In December 2018, Trump announced the withdrawal of all American forces from Syria. He claimed ISIS had been defeated, and that we had therefore accomplished our mission.

This withdrawal is a mistake for two reasons. First, we are leaving our allies behind to fend for themselves. Second, we are allowing Russia to become an even greater player in the region. Both issues were addressed in Secretary of Defense Mattis’s resignation letter. Mattis stated that America’s strength in the world comes from strong partnerships, ones like those our troops forged with the Kurds. With the U.S. withdrawal, we are leaving them helpless against attacks from all sides—particularly from Turkey. Turkey views the Kurds as a terrorist force and has vowed to fight them now that the U.S. is leaving. We promised to help the Kurds. Now, we are abandoning them.

The second issue that Mattis raised in his resignation letter was the danger of leaving Russia unchecked. He argued that Russia seeks to shape the world through authoritarian means. An example is its backing of Assad. Russia has made it clear that Assad will remain in power. Whatever hope the Syrian people had for deposing him has died with the U.S. withdrawal. Because of it, the U.S. no longer has bargaining power. The future of Syria is in the hands of Vladimir Putin.

No matter your thoughts on U.S. intervention in Syria, our strategy since 2011 has been weak and ineffective.
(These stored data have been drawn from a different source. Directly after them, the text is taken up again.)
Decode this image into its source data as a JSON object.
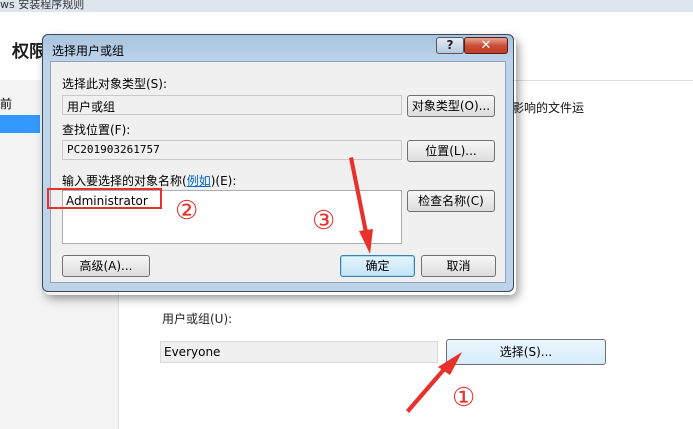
{
  "background": {
    "window_title": "ws 安装程序规则",
    "heading": "权限",
    "left_text": "前",
    "right_text": "影响的文件运",
    "user_group_label": "用户或组(U):",
    "user_group_value": "Everyone",
    "select_button": "选择(S)..."
  },
  "dialog": {
    "title": "选择用户或组",
    "help_glyph": "?",
    "close_glyph": "✕",
    "object_type_label": "选择此对象类型(S):",
    "object_type_value": "用户或组",
    "object_type_button": "对象类型(O)...",
    "location_label": "查找位置(F):",
    "location_value": "PC201903261757",
    "location_button": "位置(L)...",
    "names_label_pre": "输入要选择的对象名称(",
    "names_label_link": "例如",
    "names_label_post": ")(E):",
    "names_value": "Administrator",
    "check_names_button": "检查名称(C)",
    "advanced_button": "高级(A)...",
    "ok_button": "确定",
    "cancel_button": "取消"
  },
  "annotations": {
    "step1": "①",
    "step2": "②",
    "step3": "③",
    "color": "#e8312a"
  }
}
Neither President Obama nor President Trump has devised a successful plan for our involvement. Now, after millions of dollars have been spent and seven U.S. service members have lost their lives, we are withdrawing from the conflict claiming “mission accomplished”—leaving Syria to be shaped by Russia, and our allies thereto fend for themselves. It is hard to ask the U.S. public to support continued involvement in the Syrian conflict or to ask service members to risk their lives in a situation Americans know little about, but simply withdrawing from the region is not the answer either. The United States must revisit its strategy and come up with a more sustainable solution. This new strategy needs to be one that protects the Kurds and does not allow Russia to have free rein in Syria.